Bernard and Louis Quesnel buy unwanted horses in Vermont and then sell them for slaughter in Quebec where they’re processed as food.

Horse slaughter was made illegal in the U.S. a few years ago, but it is still legal in Canada, which is why the Quesnel’s truck their horses across the border.

But now this business HAS been shut down. The Quesnel’s license was suspended by the state– not because the farm is trucking horses to slaughter– but because it sold seven horses to Alex Coyle and others in the area who were trying to rescue them.
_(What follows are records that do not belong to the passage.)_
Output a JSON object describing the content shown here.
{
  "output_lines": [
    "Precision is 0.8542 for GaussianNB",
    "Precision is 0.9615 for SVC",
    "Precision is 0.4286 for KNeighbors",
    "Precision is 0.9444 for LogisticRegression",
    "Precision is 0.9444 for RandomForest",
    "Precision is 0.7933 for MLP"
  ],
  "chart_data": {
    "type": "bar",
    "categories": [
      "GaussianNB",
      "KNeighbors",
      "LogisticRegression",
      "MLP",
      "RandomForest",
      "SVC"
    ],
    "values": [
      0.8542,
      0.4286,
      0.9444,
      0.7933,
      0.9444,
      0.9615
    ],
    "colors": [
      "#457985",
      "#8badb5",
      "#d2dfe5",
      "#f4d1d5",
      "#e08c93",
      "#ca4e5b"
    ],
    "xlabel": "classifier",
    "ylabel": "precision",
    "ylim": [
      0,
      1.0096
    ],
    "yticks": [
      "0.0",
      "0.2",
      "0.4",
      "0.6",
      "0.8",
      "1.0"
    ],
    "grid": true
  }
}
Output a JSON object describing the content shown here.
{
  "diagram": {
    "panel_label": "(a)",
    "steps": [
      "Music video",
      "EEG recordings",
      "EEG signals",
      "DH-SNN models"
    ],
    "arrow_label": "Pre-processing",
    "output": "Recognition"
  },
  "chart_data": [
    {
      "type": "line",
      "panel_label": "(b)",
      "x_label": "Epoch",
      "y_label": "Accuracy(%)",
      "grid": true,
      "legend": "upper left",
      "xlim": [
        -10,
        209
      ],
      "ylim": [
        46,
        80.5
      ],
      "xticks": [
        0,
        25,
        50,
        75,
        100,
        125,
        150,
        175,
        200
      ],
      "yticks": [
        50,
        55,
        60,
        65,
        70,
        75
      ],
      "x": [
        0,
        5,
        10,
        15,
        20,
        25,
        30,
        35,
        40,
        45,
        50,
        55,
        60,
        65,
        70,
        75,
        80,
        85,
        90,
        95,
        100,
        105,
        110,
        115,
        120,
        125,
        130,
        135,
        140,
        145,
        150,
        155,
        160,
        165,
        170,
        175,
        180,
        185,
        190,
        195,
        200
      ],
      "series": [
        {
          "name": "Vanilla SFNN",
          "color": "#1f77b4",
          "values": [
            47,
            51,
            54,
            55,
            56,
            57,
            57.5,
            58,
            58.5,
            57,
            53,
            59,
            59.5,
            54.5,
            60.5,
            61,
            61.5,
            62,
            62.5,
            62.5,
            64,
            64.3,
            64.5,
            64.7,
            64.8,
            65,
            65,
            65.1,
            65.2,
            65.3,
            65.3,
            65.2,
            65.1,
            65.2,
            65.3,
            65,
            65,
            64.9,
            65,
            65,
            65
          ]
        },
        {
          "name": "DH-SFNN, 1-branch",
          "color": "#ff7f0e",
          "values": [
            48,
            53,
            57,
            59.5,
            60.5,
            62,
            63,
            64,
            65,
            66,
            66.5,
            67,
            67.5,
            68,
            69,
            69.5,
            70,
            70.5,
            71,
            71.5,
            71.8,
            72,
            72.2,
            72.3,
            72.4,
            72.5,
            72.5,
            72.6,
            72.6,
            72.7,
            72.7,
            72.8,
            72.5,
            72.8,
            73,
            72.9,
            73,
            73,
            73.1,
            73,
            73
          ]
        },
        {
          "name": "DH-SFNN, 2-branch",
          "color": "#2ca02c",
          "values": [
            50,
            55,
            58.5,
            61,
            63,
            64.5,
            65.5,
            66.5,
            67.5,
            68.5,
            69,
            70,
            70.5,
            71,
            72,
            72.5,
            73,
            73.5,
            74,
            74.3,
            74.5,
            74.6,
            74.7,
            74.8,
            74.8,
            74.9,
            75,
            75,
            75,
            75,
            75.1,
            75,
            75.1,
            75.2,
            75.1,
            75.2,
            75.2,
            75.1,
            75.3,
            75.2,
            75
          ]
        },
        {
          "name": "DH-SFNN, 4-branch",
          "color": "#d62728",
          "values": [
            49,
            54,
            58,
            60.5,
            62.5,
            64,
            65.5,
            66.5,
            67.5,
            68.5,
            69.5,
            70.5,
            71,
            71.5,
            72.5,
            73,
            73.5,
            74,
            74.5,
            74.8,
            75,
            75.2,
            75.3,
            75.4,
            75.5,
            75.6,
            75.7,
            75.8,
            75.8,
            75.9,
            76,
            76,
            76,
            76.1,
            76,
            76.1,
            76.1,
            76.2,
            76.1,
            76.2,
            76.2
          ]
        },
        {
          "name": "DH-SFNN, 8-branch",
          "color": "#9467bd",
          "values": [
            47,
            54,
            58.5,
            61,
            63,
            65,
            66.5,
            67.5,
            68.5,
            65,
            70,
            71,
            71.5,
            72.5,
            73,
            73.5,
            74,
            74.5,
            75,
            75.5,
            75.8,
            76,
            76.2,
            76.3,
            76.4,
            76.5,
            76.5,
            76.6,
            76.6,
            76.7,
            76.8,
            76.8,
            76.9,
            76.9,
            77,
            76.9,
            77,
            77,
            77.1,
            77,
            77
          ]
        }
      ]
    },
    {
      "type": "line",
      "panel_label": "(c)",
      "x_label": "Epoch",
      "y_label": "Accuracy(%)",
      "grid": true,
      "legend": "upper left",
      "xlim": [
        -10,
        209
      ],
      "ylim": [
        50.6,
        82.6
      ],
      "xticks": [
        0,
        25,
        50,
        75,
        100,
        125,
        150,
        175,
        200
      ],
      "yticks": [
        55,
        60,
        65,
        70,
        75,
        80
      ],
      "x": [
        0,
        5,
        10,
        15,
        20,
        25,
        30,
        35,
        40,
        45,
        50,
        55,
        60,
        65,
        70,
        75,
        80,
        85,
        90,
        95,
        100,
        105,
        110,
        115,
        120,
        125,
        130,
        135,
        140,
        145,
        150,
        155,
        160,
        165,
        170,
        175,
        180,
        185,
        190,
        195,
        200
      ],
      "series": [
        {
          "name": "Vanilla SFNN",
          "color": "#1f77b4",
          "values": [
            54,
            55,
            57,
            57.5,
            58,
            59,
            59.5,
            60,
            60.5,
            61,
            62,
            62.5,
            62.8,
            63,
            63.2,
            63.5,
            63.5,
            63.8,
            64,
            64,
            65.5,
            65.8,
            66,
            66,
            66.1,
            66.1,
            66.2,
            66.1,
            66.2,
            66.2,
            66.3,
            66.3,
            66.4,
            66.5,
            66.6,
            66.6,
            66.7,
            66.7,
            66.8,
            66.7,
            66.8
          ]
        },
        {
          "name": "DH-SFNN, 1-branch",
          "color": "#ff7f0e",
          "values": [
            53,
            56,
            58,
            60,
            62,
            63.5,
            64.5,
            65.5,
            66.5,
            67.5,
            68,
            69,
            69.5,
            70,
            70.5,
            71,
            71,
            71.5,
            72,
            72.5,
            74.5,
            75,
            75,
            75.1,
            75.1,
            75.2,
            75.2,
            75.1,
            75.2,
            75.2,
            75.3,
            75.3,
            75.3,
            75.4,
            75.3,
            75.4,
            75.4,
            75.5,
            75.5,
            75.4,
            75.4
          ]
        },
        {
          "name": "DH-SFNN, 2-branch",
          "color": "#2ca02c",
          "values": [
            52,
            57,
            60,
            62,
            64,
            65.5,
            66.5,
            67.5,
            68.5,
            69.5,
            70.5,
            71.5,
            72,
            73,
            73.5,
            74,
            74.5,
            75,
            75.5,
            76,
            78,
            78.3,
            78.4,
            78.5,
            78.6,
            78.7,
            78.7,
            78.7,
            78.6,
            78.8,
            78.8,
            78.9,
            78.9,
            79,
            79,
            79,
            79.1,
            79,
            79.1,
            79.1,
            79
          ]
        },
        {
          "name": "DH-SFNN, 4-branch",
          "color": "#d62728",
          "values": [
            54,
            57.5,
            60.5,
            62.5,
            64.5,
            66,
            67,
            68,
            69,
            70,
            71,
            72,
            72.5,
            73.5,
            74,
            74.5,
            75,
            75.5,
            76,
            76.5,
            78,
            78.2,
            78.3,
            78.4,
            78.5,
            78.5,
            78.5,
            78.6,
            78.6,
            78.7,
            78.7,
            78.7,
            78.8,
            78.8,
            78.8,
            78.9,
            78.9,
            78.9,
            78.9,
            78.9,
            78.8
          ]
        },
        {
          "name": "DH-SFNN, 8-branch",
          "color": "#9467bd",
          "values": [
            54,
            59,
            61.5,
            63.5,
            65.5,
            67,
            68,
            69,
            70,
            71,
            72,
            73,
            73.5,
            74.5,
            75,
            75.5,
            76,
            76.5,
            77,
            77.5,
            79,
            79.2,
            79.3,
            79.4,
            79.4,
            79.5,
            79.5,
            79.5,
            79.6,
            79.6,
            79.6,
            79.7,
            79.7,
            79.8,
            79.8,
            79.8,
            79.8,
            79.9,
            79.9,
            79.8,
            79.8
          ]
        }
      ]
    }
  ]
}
Horses sold for exclusively for slaughter don’t need to be tested for infectious equine anemia but all other horses do and that’s something the Quesnel’s didn’t do. The farm is now facing a $4,000 fine and can’t operate any business involving horses for at least two years.

The Quesnel’s declined to comment about this situation, but theirs isn’t the only business of its kind. An estimated 100,000 American horses are shipped across the border to Mexico or Canada each year for slaughter.

Keagan Harsha | WCAX TV |Read full story; view video

1 thought on “Vt. farm that sells horses for slaughter spurs controversy”

  1. I am so happy to hear the Quesnel’s were SHUT DOWN. I appreciate people such as Alex Doyle for attempting to rescue the horses from slaughter.

    Obviously, the Quesnel’s will do ANYTHING for money……..I wonder what their next sick little plan will be to earn a few bucks!!!